Dr. Bauman reports that children with autism who see the gastroenterologist are not infrequently found to have severe, clearly painful lesions from acid reflux. Other things these kids might be experiencing are constipation, allergies, eczema, tonsillitis, menstrual cramps, ear infections, urinary tract infections, injuries, and bone fractures.
Medical problems overlooked
It’s not unusual for medical problems to be overlooked in kids with autism, especially those who are nonverbal.
First, kids on the spectrum may not present with the same symptoms we are used to seeing in typically developing kids. For instance, while other kids with a stomach ailment might have vomiting and diarrhea, kids on the spectrum might just experience pain.
Also, kids with ASD often can’t identify the source of the pain or discomfort effectively. They may lack the cognitive skills to sort out what they’re feeling, or the communication skills to express it — and not only those who are nonverbal. And since many kids on the spectrum have sensory processing problems, they may not be able to identify where the pain or discomfort is coming from.
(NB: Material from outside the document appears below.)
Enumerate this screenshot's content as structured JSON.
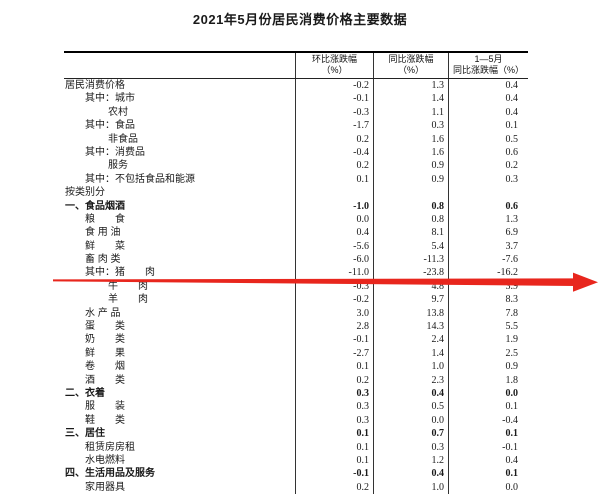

When a child on the spectrum says “My head hurts,” they could have a stomach ache rather than a headache. It may just be their way of saying, “I don’t feel well.”
But another reason caregivers miss signs of physical illness, Dr. Bauman argues, is that these behaviors are so associated with autism that they’re unremarkable. A spasm might be interpreted as a seizure, when, instead, it’s a response to pain. “Not everything that twitches is a seizure,” she notes. “It could be a child’s attempt to alleviate distress. Even repetitive or stereotypic behaviors may not be inherent to the disorder.”
Behaviors potentially indicating a medical problem include:
- Gulping or grimacing
- Tapping the chest or stomach
- Pressing on the abdomen
- Refusing to sleep
- Repetitive motions
- Self-injury like head-banging or hitting yourself
Why would a physical illness cause a child to melt down or lash out? All kids exhibit more negative behaviors when they don’t feel well, Dr. Bauman notes, and kids on the spectrum may explode out of frustration that they are in pain and don’t know how to communicate it, or make it stop.
Look for changes
For a parent or caregiver, the key is to be alert for increases in negative behaviors, she said, or new, unusual, seemingly inexplicable behaviors that seem to come “out of the blue.” Watch for an increase in severity of things like self-injury and aggression. “Don’t assume that this behavior is just ASD behavior, ” she adds, “that it’s psychiatric or cognitive in origin.”
Similarly, Dr. Bauman cautions, medical problems should explored before psychiatric medication is considered. “Psychiatric medications should not be the first line of defense for these difficult behaviors.”
Kids with autism deserve appropriate health care, she notes. It can be challenging to find medical practitioners who are good at diagnosing them, but the good news is that many of these medical conditions — and hence the behaviors they are prompting — are treatable.